Fifty years later, I can still envision the silhouette of Ken Lavezzo, hunched into wind-driven sleet, his poncho flapping ineffectually as we retreated off the flank of 13,000-foot Mt. Lyell in Yosemite during a late summer storm.  The lasting vision of Dave Bean, en route to Young Lakes at 10,000 feet, wading nude across an icy, swollen, snow-bound stream with his dry clothes tied on top of his pack is priceless.  

 

After a week or more, we would emerge from the mountains with a renewed appreciation of the majesty of nature, wherein I became inclined - with the encouragement of Frank McGraw and William McMullin of the Hillsdale faculty - to pursue a career in the natural sciences, graduating in geosciences from the University of Arizona.


I served as a park ranger/naturalist for a few years, then joined a prominent geotechnical engineering firm as an engineering geologist for many large dam, tunnel and mining projects throughout the country.  For the past 40+ years, I have had my own engineering geologic consulting practice in the San Francisco Bay Area, providing site-specific evaluations of geology and geologic hazards for a broad base of clients in the western U.S., a region of earthquakes, landslides, volcanoes and tsunamis, to name a few.  As a member of the executive board of the International Landslide Research Group, I have had the privilege of traveling to scores of remote areas in other countries including Japan, Australia, New Zealand, the Swiss and Italian Alps and several European countries, as well as then-Soviet Russia and Czechoslovakia.

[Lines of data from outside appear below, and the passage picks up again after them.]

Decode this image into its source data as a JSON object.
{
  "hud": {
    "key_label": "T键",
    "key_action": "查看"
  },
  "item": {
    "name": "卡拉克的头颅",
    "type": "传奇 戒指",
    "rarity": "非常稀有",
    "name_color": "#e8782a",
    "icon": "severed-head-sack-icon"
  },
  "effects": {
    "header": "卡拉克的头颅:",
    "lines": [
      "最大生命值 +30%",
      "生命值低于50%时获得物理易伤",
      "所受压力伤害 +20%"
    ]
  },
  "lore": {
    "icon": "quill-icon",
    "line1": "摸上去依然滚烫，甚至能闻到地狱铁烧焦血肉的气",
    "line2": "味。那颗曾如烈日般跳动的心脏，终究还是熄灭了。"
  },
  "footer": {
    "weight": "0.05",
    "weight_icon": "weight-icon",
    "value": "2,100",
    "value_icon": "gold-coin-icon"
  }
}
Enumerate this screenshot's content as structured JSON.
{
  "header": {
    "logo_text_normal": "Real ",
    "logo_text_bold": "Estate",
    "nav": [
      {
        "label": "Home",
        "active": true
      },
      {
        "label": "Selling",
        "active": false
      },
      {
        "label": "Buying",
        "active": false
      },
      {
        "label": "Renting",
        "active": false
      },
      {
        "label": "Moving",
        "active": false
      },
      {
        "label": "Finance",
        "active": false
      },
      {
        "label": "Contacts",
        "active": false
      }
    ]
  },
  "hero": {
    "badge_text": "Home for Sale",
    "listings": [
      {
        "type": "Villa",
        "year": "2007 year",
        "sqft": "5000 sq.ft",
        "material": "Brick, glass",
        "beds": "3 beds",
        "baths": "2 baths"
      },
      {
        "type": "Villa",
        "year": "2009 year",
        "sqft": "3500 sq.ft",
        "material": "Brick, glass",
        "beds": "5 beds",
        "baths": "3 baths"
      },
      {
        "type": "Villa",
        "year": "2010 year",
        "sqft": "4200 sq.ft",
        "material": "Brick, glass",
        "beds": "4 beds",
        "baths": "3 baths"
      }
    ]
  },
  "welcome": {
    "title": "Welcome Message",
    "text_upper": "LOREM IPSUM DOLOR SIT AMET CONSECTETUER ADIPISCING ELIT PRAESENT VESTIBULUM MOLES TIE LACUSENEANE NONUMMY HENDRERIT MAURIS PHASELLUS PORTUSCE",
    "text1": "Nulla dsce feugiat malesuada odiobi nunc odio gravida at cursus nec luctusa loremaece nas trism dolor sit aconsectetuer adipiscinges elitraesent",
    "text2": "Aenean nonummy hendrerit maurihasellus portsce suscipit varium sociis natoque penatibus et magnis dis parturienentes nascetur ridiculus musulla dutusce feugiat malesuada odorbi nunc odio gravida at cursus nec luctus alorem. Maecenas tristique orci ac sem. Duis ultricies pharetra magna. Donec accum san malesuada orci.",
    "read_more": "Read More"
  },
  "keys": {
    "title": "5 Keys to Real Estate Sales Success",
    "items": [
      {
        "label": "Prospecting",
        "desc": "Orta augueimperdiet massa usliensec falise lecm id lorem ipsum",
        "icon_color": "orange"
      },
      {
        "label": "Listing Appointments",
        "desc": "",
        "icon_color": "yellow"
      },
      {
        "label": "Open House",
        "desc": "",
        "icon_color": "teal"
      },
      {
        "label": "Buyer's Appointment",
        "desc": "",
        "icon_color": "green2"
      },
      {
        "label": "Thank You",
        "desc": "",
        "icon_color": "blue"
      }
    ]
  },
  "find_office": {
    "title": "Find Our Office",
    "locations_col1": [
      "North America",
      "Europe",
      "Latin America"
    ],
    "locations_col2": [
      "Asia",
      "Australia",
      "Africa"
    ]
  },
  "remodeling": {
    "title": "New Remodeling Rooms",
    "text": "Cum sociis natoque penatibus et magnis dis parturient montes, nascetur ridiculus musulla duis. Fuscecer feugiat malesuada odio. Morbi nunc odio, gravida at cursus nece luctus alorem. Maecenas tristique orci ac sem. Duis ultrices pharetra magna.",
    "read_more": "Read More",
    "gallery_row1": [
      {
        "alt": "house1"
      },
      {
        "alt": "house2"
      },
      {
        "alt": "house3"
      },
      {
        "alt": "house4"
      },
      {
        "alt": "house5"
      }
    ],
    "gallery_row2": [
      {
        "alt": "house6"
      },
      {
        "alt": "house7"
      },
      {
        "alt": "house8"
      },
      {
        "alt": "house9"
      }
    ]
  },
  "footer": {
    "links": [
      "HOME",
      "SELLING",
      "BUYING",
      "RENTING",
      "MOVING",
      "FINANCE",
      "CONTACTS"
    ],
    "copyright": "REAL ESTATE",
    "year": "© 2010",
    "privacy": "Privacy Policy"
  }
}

Since discovering how to make a living pursuing my passion of  roaming and exploring the out-of-doors, retirement has never been in my vocabulary.  Kris, my lovely wife of 40 years, is an active, outdoor-loving girl from Utah. She trains and shows quarter horses professionally and has been very successful competing on a world-class level, riding and showing in western performance classes at events around the country.  We truly enjoy accompanying each other during both of our endeavors.